Она была хозяйка радушная и любезная; угощала, потчевала, рассказывала, что она делает и чего не делает, что с ней случалось и чего не случалось, что ей по сердцу и что не по сердцу; щурила глаза и улыбалась; опускала глаза и вздыхала. Сколько ей лет – она никогда не говорила, а если бы захотела сказать, так сказала бы, что ей под сорок. Бедным она подавала, хоть и не всегда с охотою, а богатых неизменно чествовала; пригорюнивалась, когда речь заходила о строгом отце или о строгой матери, о приневоленной невесте, хотя ее самое ни отец, ни мать не неволили, и замуж она пошла за Эраста Антиповича по своей охоте, с удовольствием.
Пригорюнивалась она тоже, когда речь заходила о лихом муже, о несчастной жене, хотя ее муж лих отроду не бывал, а она почивала крепко, кушала всласть – где ж подобье несчастной жене? Но она все-таки к несчастной жене себя приравнивала. Нет, нет, да и скажет мужу:
– Зачем я за тебя замуж шла? Лучше бы я не ходила за тебя замуж!
– Твоя воля была, Павла Андреевна, – ответит Эраст Антипович.
– Лучше бы я за другого пошла! – сетует Павла Андреевна.
– Пора бы тебе уж это из головы выбросить, Павла Андреевна.
– Что такое пора? Я, слава богу, еще не столетняя, кажется! Вам назло я не стареюсь! Кто меня ни увидит, все мне удивляются: «Как вы молодеете, как вы молодеете, Павла Андреевна!» Так и ахают все!
– Ты не верь никому.
– Вам, конечно, никогда не поверю, Эраст Антипович, и всегда буду думать, до самого гроба, отчего я не пошла за кого-нибудь получше вас!
Если Эраст Антипович вспыхнет и ответит на это: «Лучшие-то и взяли себе лучших, а я тебя!» – то Павла Андреевна заплачет и станет причитать; у Эраста Антиповича сердце отойдет – он начнет уговаривать и уверять, что пошутил и кается, что шутка его глупая; но Павла Андреевна долго, долго плачет.
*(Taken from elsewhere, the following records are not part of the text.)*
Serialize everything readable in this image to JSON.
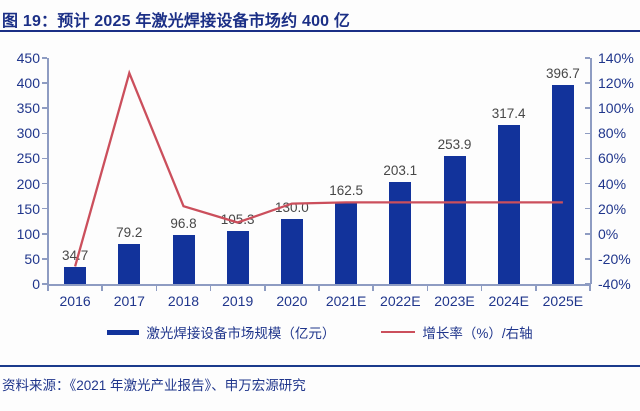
{
  "figure": {
    "title": "图 19：预计 2025 年激光焊接设备市场约 400 亿",
    "source": "资料来源：《2021 年激光产业报告》、申万宏源研究"
  },
  "chart_data": {
    "type": "bar",
    "title": "图 19：预计 2025 年激光焊接设备市场约 400 亿",
    "categories": [
      "2016",
      "2017",
      "2018",
      "2019",
      "2020",
      "2021E",
      "2022E",
      "2023E",
      "2024E",
      "2025E"
    ],
    "series": [
      {
        "name": "激光焊接设备市场规模（亿元）",
        "type": "bar",
        "axis": "left",
        "values": [
          34.7,
          79.2,
          96.8,
          105.3,
          130.0,
          162.5,
          203.1,
          253.9,
          317.4,
          396.7
        ],
        "labels": [
          "34.7",
          "79.2",
          "96.8",
          "105.3",
          "130.0",
          "162.5",
          "203.1",
          "253.9",
          "317.4",
          "396.7"
        ],
        "color": "#12339b"
      },
      {
        "name": "增长率（%）/右轴",
        "type": "line",
        "axis": "right",
        "values_estimated_pct": [
          -26,
          128,
          22,
          9,
          24,
          25,
          25,
          25,
          25,
          25
        ],
        "color": "#cb4f5c"
      }
    ],
    "left_axis": {
      "min": 0,
      "max": 450,
      "step": 50,
      "ticks": [
        "450",
        "400",
        "350",
        "300",
        "250",
        "200",
        "150",
        "100",
        "50",
        "0"
      ]
    },
    "right_axis": {
      "min": -40,
      "max": 140,
      "step": 20,
      "ticks": [
        "140%",
        "120%",
        "100%",
        "80%",
        "60%",
        "40%",
        "20%",
        "0%",
        "-20%",
        "-40%"
      ]
    },
    "grid": false,
    "legend_position": "bottom"
  },
  "colors": {
    "navy_text": "#20368c",
    "title_navy": "#1b2f86",
    "bar_blue": "#12339b",
    "line_red": "#cb4f5c",
    "axis_gray": "#8e9cc2",
    "data_label": "#474747"
  }
}
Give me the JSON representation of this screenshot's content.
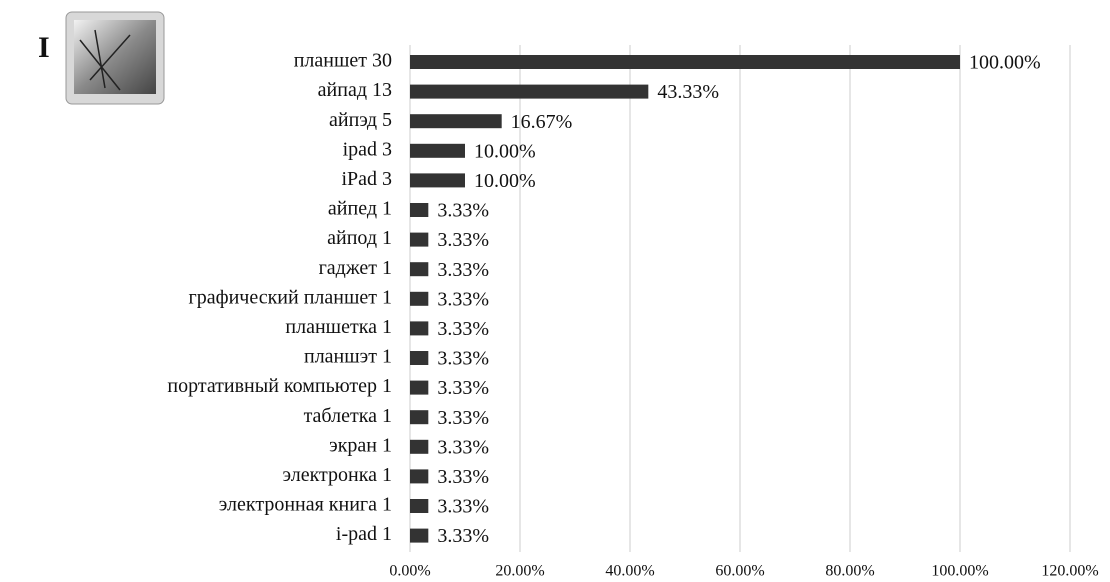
{
  "panel_label": "I",
  "chart_data": {
    "type": "barh",
    "categories": [
      "планшет 30",
      "айпад 13",
      "айпэд 5",
      "ipad 3",
      "iPad 3",
      "айпед 1",
      "айпод 1",
      "гаджет 1",
      "графический планшет 1",
      "планшетка 1",
      "планшэт 1",
      "портативный компьютер 1",
      "таблетка 1",
      "экран 1",
      "электронка 1",
      "электронная книга 1",
      "i-pad 1"
    ],
    "values": [
      100,
      43.33,
      16.67,
      10,
      10,
      3.33,
      3.33,
      3.33,
      3.33,
      3.33,
      3.33,
      3.33,
      3.33,
      3.33,
      3.33,
      3.33,
      3.33
    ],
    "value_labels": [
      "100.00%",
      "43.33%",
      "16.67%",
      "10.00%",
      "10.00%",
      "3.33%",
      "3.33%",
      "3.33%",
      "3.33%",
      "3.33%",
      "3.33%",
      "3.33%",
      "3.33%",
      "3.33%",
      "3.33%",
      "3.33%",
      "3.33%"
    ],
    "color": "#333333",
    "xlim": [
      0,
      120
    ],
    "xticks": [
      {
        "value": 0,
        "label": "0.00%"
      },
      {
        "value": 20,
        "label": "20.00%"
      },
      {
        "value": 40,
        "label": "40.00%"
      },
      {
        "value": 60,
        "label": "60.00%"
      },
      {
        "value": 80,
        "label": "80.00%"
      },
      {
        "value": 100,
        "label": "100.00%"
      },
      {
        "value": 120,
        "label": "120.00%"
      }
    ],
    "grid": true
  }
}
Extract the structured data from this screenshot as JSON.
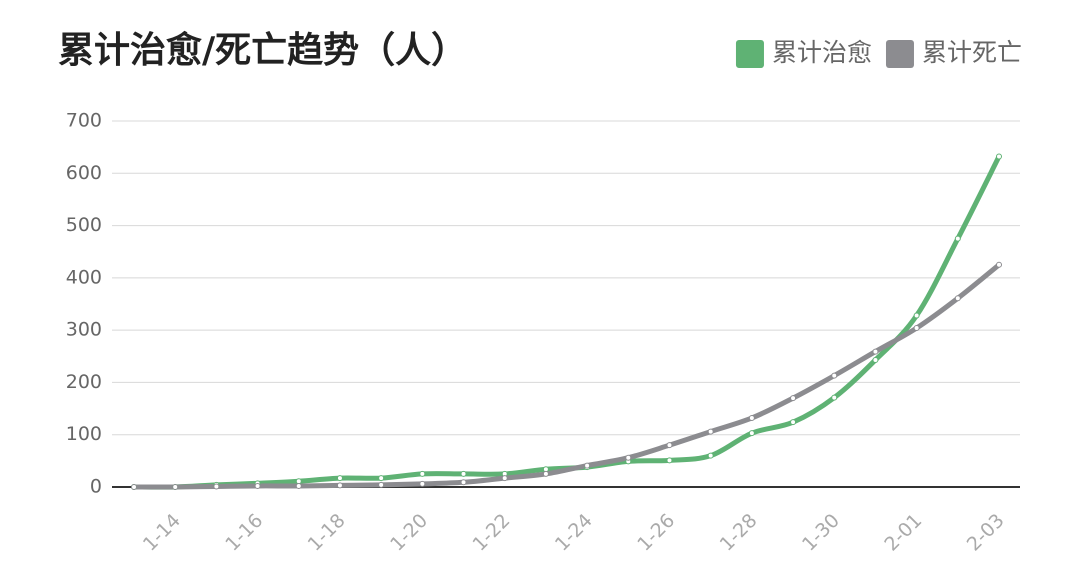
{
  "chart_data": {
    "type": "line",
    "title": "累计治愈/死亡趋势（人）",
    "categories": [
      null,
      "1-14",
      null,
      "1-16",
      null,
      "1-18",
      null,
      "1-20",
      null,
      "1-22",
      null,
      "1-24",
      null,
      "1-26",
      null,
      "1-28",
      null,
      "1-30",
      null,
      "2-01",
      null,
      "2-03"
    ],
    "series": [
      {
        "name": "累计治愈",
        "color": "#5fb274",
        "values": [
          0,
          0,
          4,
          7,
          11,
          17,
          17,
          25,
          25,
          25,
          34,
          38,
          49,
          51,
          60,
          103,
          124,
          171,
          243,
          328,
          475,
          632
        ]
      },
      {
        "name": "累计死亡",
        "color": "#8c8c90",
        "values": [
          0,
          0,
          1,
          2,
          2,
          3,
          4,
          6,
          9,
          17,
          25,
          41,
          56,
          80,
          106,
          132,
          170,
          213,
          259,
          304,
          361,
          425
        ]
      }
    ],
    "ylim": [
      0,
      700
    ],
    "yticks": [
      0,
      100,
      200,
      300,
      400,
      500,
      600,
      700
    ],
    "grid": true,
    "legend": "top-right"
  }
}
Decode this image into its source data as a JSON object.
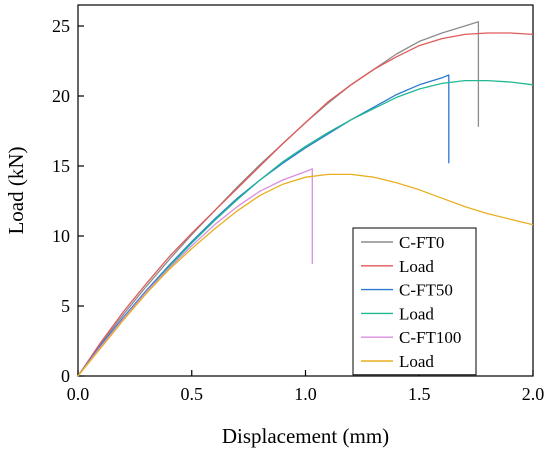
{
  "chart_data": {
    "type": "line",
    "title": "",
    "xlabel": "Displacement (mm)",
    "ylabel": "Load (kN)",
    "xlim": [
      0.0,
      2.0
    ],
    "ylim": [
      0,
      26.5
    ],
    "x_ticks": [
      "0.0",
      "0.5",
      "1.0",
      "1.5",
      "2.0"
    ],
    "x_tick_values": [
      0.0,
      0.5,
      1.0,
      1.5,
      2.0
    ],
    "y_ticks": [
      "0",
      "5",
      "10",
      "15",
      "20",
      "25"
    ],
    "y_tick_values": [
      0,
      5,
      10,
      15,
      20,
      25
    ],
    "grid": false,
    "legend_position": "bottom-right",
    "series": [
      {
        "name": "C-FT0",
        "color": "#8c8c8c",
        "points": [
          [
            0,
            0
          ],
          [
            0.1,
            2.3
          ],
          [
            0.2,
            4.4
          ],
          [
            0.3,
            6.4
          ],
          [
            0.4,
            8.3
          ],
          [
            0.5,
            10.1
          ],
          [
            0.6,
            11.8
          ],
          [
            0.7,
            13.5
          ],
          [
            0.8,
            15.1
          ],
          [
            0.9,
            16.6
          ],
          [
            1.0,
            18.1
          ],
          [
            1.1,
            19.5
          ],
          [
            1.2,
            20.8
          ],
          [
            1.3,
            21.9
          ],
          [
            1.4,
            23.0
          ],
          [
            1.5,
            23.9
          ],
          [
            1.6,
            24.5
          ],
          [
            1.7,
            25.0
          ],
          [
            1.76,
            25.3
          ],
          [
            1.76,
            17.8
          ]
        ]
      },
      {
        "name": "Load",
        "color": "#e05a5a",
        "points": [
          [
            0,
            0
          ],
          [
            0.1,
            2.4
          ],
          [
            0.2,
            4.6
          ],
          [
            0.3,
            6.6
          ],
          [
            0.4,
            8.5
          ],
          [
            0.5,
            10.2
          ],
          [
            0.6,
            11.8
          ],
          [
            0.7,
            13.4
          ],
          [
            0.8,
            15.0
          ],
          [
            0.9,
            16.6
          ],
          [
            1.0,
            18.1
          ],
          [
            1.1,
            19.6
          ],
          [
            1.2,
            20.8
          ],
          [
            1.3,
            21.9
          ],
          [
            1.4,
            22.8
          ],
          [
            1.5,
            23.6
          ],
          [
            1.6,
            24.1
          ],
          [
            1.7,
            24.4
          ],
          [
            1.8,
            24.5
          ],
          [
            1.9,
            24.5
          ],
          [
            2.0,
            24.4
          ]
        ]
      },
      {
        "name": "C-FT50",
        "color": "#2b7bd0",
        "points": [
          [
            0,
            0
          ],
          [
            0.1,
            2.2
          ],
          [
            0.2,
            4.2
          ],
          [
            0.3,
            6.1
          ],
          [
            0.4,
            7.9
          ],
          [
            0.5,
            9.6
          ],
          [
            0.6,
            11.2
          ],
          [
            0.7,
            12.7
          ],
          [
            0.8,
            14.0
          ],
          [
            0.9,
            15.2
          ],
          [
            1.0,
            16.3
          ],
          [
            1.1,
            17.3
          ],
          [
            1.2,
            18.3
          ],
          [
            1.3,
            19.2
          ],
          [
            1.4,
            20.1
          ],
          [
            1.5,
            20.8
          ],
          [
            1.6,
            21.3
          ],
          [
            1.63,
            21.5
          ],
          [
            1.63,
            15.2
          ]
        ]
      },
      {
        "name": "Load",
        "color": "#22b893",
        "points": [
          [
            0,
            0
          ],
          [
            0.1,
            2.1
          ],
          [
            0.2,
            4.1
          ],
          [
            0.3,
            6.0
          ],
          [
            0.4,
            7.8
          ],
          [
            0.5,
            9.5
          ],
          [
            0.6,
            11.1
          ],
          [
            0.7,
            12.6
          ],
          [
            0.8,
            14.0
          ],
          [
            0.9,
            15.3
          ],
          [
            1.0,
            16.4
          ],
          [
            1.1,
            17.4
          ],
          [
            1.2,
            18.3
          ],
          [
            1.3,
            19.1
          ],
          [
            1.4,
            19.9
          ],
          [
            1.5,
            20.5
          ],
          [
            1.6,
            20.9
          ],
          [
            1.7,
            21.1
          ],
          [
            1.8,
            21.1
          ],
          [
            1.9,
            21.0
          ],
          [
            2.0,
            20.8
          ]
        ]
      },
      {
        "name": "C-FT100",
        "color": "#d98ee0",
        "points": [
          [
            0,
            0
          ],
          [
            0.1,
            2.1
          ],
          [
            0.2,
            4.1
          ],
          [
            0.3,
            6.0
          ],
          [
            0.4,
            7.7
          ],
          [
            0.5,
            9.3
          ],
          [
            0.6,
            10.8
          ],
          [
            0.7,
            12.1
          ],
          [
            0.8,
            13.2
          ],
          [
            0.9,
            14.0
          ],
          [
            1.0,
            14.6
          ],
          [
            1.03,
            14.8
          ],
          [
            1.03,
            8.0
          ]
        ]
      },
      {
        "name": "Load",
        "color": "#e8b020",
        "points": [
          [
            0,
            0
          ],
          [
            0.1,
            2.0
          ],
          [
            0.2,
            4.0
          ],
          [
            0.3,
            5.9
          ],
          [
            0.4,
            7.6
          ],
          [
            0.5,
            9.1
          ],
          [
            0.6,
            10.5
          ],
          [
            0.7,
            11.8
          ],
          [
            0.8,
            12.9
          ],
          [
            0.9,
            13.7
          ],
          [
            1.0,
            14.2
          ],
          [
            1.1,
            14.4
          ],
          [
            1.2,
            14.4
          ],
          [
            1.3,
            14.2
          ],
          [
            1.4,
            13.8
          ],
          [
            1.5,
            13.3
          ],
          [
            1.6,
            12.7
          ],
          [
            1.7,
            12.1
          ],
          [
            1.8,
            11.6
          ],
          [
            1.9,
            11.2
          ],
          [
            2.0,
            10.8
          ]
        ]
      }
    ]
  }
}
А если Эраст Антипович стерпит, ничего не ответит, а начнет ходить по гостиной да насвистывать песенку, – ходит, ходит, насвистывает, насвистывает, остановится у двери, оглядывает дверь и вдруг выйдет в зал; в зале походит, посвищет, тоже остановится около двери, тоже ее оглянет, и вдруг войдет в свой кабинет, притворит за собою двери и там притаится, – Павла Андреевна повздыхает, повздыхает и займется чем-нибудь иным, и все кончится тихо и благополучно.
Дом у Малимоновых был собственный («трудами рук своих», – говаривал Эраст Антипович), просторный, светлый, с отличным садом, где старый казак Яков аккуратно прометал дорожку, по которой изредка прохаживалась Павла Андреевна. Что за приятность гулять, когда, кроме зелени и птиц, ничего и никого не видишь и не слышишь? Если бы музыка, общество… И удивлялась, что Настя чуть не живет в садовых закоулках, куда много тропинок проложили ее резвые ножки.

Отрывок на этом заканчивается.